What is the history of the word "lobby"?
The entry for lobby in the Online Etymology Dictionary is:
lobby (n.) 1530s, "cloister, covered walk," from Medieval Latin laubia, lobia "covered walk in a monastery," from a Germanic source (cf. Old High German louba "hall, roof;" see lodge (n.)). Meaning "large entrance hall in a public building" is from 1590s. Political sense of "those who seek to influence legislation" is attested by 1790s in American English, in reference to the custom of influence-seekers gathering in large entrance-halls outside legislative chambers.
So, to answer your question, yes, it could be used in 1890s Georgia to refer to seeking to influence legislation. If you mean for it to be the entrance to a public building, then it is much older than that.
The oldest still-extant sense of the noun lobby is, per the OED:
A passage or corridor connected with one or more apartments in a building, or attached to a large hall, theatre, or the like; often used as a waiting-place or ante-room.
The OED’s first citation for that sense is from Shakespeare, and it continues to be used in those ways in contemporary English.
However, the extended sense of lobby seen in “the alcohol lobby” or “the anti-pollution lobby” and meaning
a sectional interest (see interest sb. (def#4)), a business, cause, or principle supported by a group of people; the group of persons supporting such an interest.
is a wholly modern one that arose only in the second half of the 20th century. The earliest provided citation for that sense in the OED dates from 1952 in The Economist. There are later citations from other periodicals like The Listener (which ceased publication in 1991) and The Telegraph.

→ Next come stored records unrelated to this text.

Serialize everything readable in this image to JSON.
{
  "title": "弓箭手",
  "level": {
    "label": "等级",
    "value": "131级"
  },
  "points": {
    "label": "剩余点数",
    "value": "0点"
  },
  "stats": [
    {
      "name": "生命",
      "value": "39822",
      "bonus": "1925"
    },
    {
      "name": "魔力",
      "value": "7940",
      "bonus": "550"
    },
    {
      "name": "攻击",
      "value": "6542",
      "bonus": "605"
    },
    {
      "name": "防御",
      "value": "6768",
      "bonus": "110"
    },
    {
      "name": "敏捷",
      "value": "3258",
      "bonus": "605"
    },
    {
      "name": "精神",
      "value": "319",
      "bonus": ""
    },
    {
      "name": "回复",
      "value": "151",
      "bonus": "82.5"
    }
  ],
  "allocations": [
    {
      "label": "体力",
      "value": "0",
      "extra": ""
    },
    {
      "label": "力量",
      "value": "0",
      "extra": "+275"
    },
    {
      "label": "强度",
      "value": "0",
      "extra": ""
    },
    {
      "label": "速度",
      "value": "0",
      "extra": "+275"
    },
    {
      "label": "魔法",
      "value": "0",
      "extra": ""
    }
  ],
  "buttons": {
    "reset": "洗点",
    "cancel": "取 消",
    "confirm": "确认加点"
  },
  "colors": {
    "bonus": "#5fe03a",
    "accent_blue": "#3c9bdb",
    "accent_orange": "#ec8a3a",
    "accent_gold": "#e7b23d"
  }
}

Given that all citations are from periodicals, one might speculate that this is a “newsy” sort of sense. It would certainly be anachronistic coming from the mouth of someone portrayed as being from the 1890s in Georgia.
On the other hand, if you are looking for lobby as a verb, the thing we talk about when speaking of lobbying organizations and meaning either of:
trans. To influence (members of a house of legislature) in the exercise of their legislative functions by frequenting the lobby. Also, to procure the passing of (a measure) through Congress by means of such influence. Also transf.
intr. To frequent the lobby of a legislative assembly for the purpose of influencing members’ votes; to solicit the votes of members.
Then those sorts of uses arose during the earlier half of the 19th century in the United States, and so would not necessarily seem out of place in your chosen milieu.